Let $(M,d)$ be a metric space. A set $A \subset M$ is said to be compact if every open cover of $A$ has a finite subcover.
Why do we use this definition, rather than the other "definition" which holds in $\mathbb{R}^n$, that is, a set is compact if it is closed and bounded? It is a more intuitive definition, and it is hard for me to think of compact sets being separate from "merely" closed and bounded sets (probably because I can only imagine Euclidian spaces).
Is it simply because being closed and bounded (together) is not a topological property?
Best Answer
That definition is the more general definition - it holds in $\mathbb{R}^n$ and in things very different from $\mathbb{R}^n$. (In fact, the more concrete definition isn't even appropriate to arbitrary metric spaces!)
Specifically:
It makes sense in arbitrary topological spaces, even ones which are non-metrizable (that is, which cannot be thought of as coming from a metric).
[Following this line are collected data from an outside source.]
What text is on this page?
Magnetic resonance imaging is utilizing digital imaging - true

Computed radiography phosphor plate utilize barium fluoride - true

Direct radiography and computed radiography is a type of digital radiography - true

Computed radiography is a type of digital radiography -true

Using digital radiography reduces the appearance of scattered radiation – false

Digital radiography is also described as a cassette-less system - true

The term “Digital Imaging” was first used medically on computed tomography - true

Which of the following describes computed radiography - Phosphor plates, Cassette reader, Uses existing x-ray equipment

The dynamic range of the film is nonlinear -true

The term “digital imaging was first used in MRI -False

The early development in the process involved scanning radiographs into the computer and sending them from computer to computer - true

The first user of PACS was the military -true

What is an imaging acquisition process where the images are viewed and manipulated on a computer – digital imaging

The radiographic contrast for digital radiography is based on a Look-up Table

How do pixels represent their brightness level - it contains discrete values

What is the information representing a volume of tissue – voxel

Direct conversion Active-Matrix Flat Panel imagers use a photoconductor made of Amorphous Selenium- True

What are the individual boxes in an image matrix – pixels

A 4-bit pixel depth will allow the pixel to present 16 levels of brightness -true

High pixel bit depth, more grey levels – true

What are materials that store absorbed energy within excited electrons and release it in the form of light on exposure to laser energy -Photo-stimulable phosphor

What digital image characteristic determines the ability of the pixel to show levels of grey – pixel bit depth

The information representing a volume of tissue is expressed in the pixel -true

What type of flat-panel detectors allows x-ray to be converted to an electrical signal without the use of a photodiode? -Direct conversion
For example, we can say with confidence that the cofinite topology on an infinite set is compact ... even though such a topological space is never metrizable.
Within the context of arbitrary metric spaces, "closed and bounded" doesn't behave the way it should: consider a discrete metric space where every point is at distance $1$ from every other point. Every set in such a space is closed and bounded, but we don't have any of the phenomena associated to compactness in $\mathbb{R}^n$ which we actually want (e.g. we can have an infinite sequence with no convergent subsequence). The open cover definition, by contrast, gets things right (e.g. a subset of a discrete metric space is compact iff it is finite).